Democracy or Stability in Postwar Iraq?

It has been a fundamental American premise to define war in Clausewitzian terms and to accept  Clausewitz’s Prussian dictum that “war is the continuation of politics by other means.” War, in other words, is conducted to achieve political goals that cannot be attained in other ways, and the success or failure of a war effort is measured by whether those obejectives are achieved or not. Military success or failure may contribute to realizing the political objective, but they are not a substitute for political success. The real measure of success is what the target country looks like after the war and whether that condition resembles the reasons for going to war in the first place.

In that light, how is the United States doing in Iraq? Given the American military tradition, it is an unremarkable question, but it is not one often asked about Iraq. Instead, such discussions focus on the purely military dimension: is the surge succeeding, for instance? The answer to these questions tend to be framed in battlefield terms: the absence or reduction in casualties, and especially American deaths in measuring the surge.

But that is the wrong answer. The right answer is framed in terms of whether the United States is getting closer to achieving the postwar Iraq it wanted when fighting began. The neoconservatives said they wanted a democratic Iraq that would be a regional beacon and begin the stabilization of the region (and, not coincidentally, make the environment less hostile for Israel). No one talks about that goal much lately, because what democracy there is in Iraq turns out to be a lot more fractious than originally conceived. Now, the talk is about stabilizing the country, hopefully allowing democracy to take hold.

What if democracy and stability in Iraq is an either/or proposition: you can have one or the other, but not both? Given the divided nature of Iraqi society, this kind of dichotomy is not really unlikely. For instance, place the alternatives in terms of criteria for the war from an August 20, 2007 John McCain speech before the Veterans of Foreign Wars convention and features in the Iraq section of his home page. “To concede defeat would srengthen al Qaeda, empower Iran and other hostile powers in the Middle East, unleash a large scale civil war in Iraq that could quite possible provoke genocide there, and destabilize the entire region as neighboring states come to the aid of their favored factions.” It should be pointed out that none of these conditions were problems before the U.S. invaded and conquered Iraq. Saddam Hussein’s Iraq was not democratic, but neither was it unstable. At the same time, is it clear that a democratic outcome in Iraq would solve these problems? A new Iraqi dictatorship might serve the goal of pfreventing these destabilizing outcomes better than a democratic outcome. If so, which do you prefer, Senator McCain?

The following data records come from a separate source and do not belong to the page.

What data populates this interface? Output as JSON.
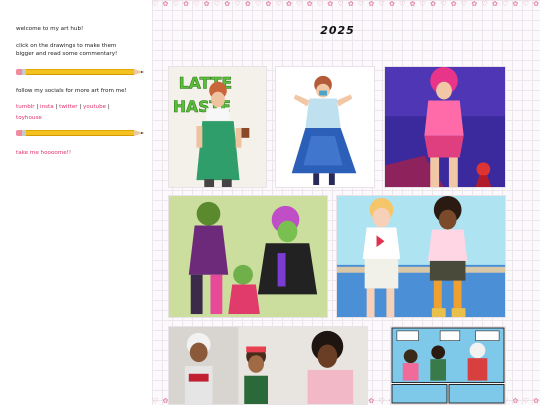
{
  "sidebar": {
    "welcome": "welcome to my art hub!",
    "intro_line1": "click on the drawings to make them",
    "intro_line2": "bigger and read some commentary!",
    "follow": "follow my socials for more art from me!",
    "links": {
      "tumblr": "tumblr",
      "insta": "insta",
      "twitter": "twitter",
      "youtube": "youtube",
      "toyhouse": "toyhouse",
      "sep": " | "
    },
    "home_link": "take me hoooome!!"
  },
  "header": {
    "year": "2025"
  },
  "decor": {
    "border_pattern": "♡ ✿ ♡ ✿ ♡ ✿ ♡ ✿ ♡ ✿ ♡ ✿ ♡ ✿ ♡ ✿ ♡ ✿ ♡ ✿ ♡ ✿ ♡ ✿ ♡ ✿ ♡ ✿ ♡ ✿ ♡ ✿ ♡ ✿ ♡ ✿ ♡ ✿ ♡ ✿ ♡ ✿ ♡ ✿ ♡ ✿"
  },
  "artworks": [
    {
      "id": "latte-haste",
      "sign_text_1": "LATTE",
      "sign_text_2": "HASTE"
    },
    {
      "id": "blue-dress"
    },
    {
      "id": "pink-outfit"
    },
    {
      "id": "green-characters"
    },
    {
      "id": "two-friends-sitting"
    },
    {
      "id": "group-scene"
    },
    {
      "id": "comic-page"
    }
  ],
  "colors": {
    "accent": "#e0306a",
    "pencil_yellow": "#f3c221",
    "grid_line": "#ece6ec",
    "border_pink": "#e58aa4"
  }
}
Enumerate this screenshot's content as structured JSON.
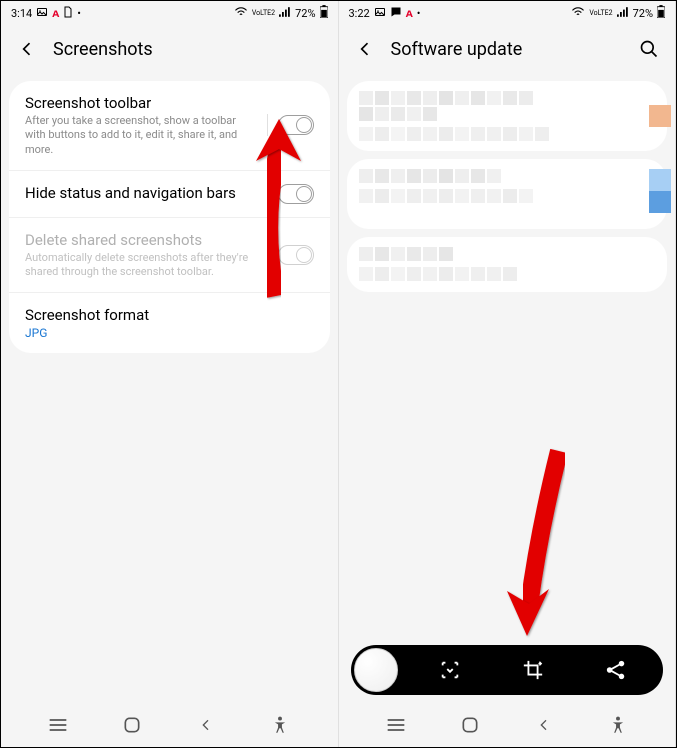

McCain does not seem interested in what Sir Basil Liddel-Hart called the “better state of the peace” after the war than in describing the consequences of leaving before our conituing military presence contributes to “a  measure of stability in the region” (from a speech to the California GOP convention on September 8, 2007). Rather, “our defeat in Iraq would constitute a defeat in the war against terrorism and extremism and would make the world a much more dangerous place” (speech at Virginia Military Institute (April 11, 2007).

Is avoiding a negative consequence the political objective in Iraq? If it is, it certainly is not a very lofty goal, or one that inspires one to sacrifice in its name. While McCain does suggest that “there must be a political agreement that allows all groups to participate in the building of their nation” in the VMI speech, he does not relate that to the military outcome in any direct way.

I cannot believe that John McCain did not have to read Clausewitz when he was at Annapolis, so he must know the Clausewitzian dictum and its entreaty. Why does he not relate the war to its objectives? Could it be that he realizes that democracy and stability are indeed mutually exclusive outcomes, that stability attached to a less than democratic Iraq is about the best that can be hoped for, and that he does not want the American public to realize this? Meanwhile, the Prussian strategist spins in his grave.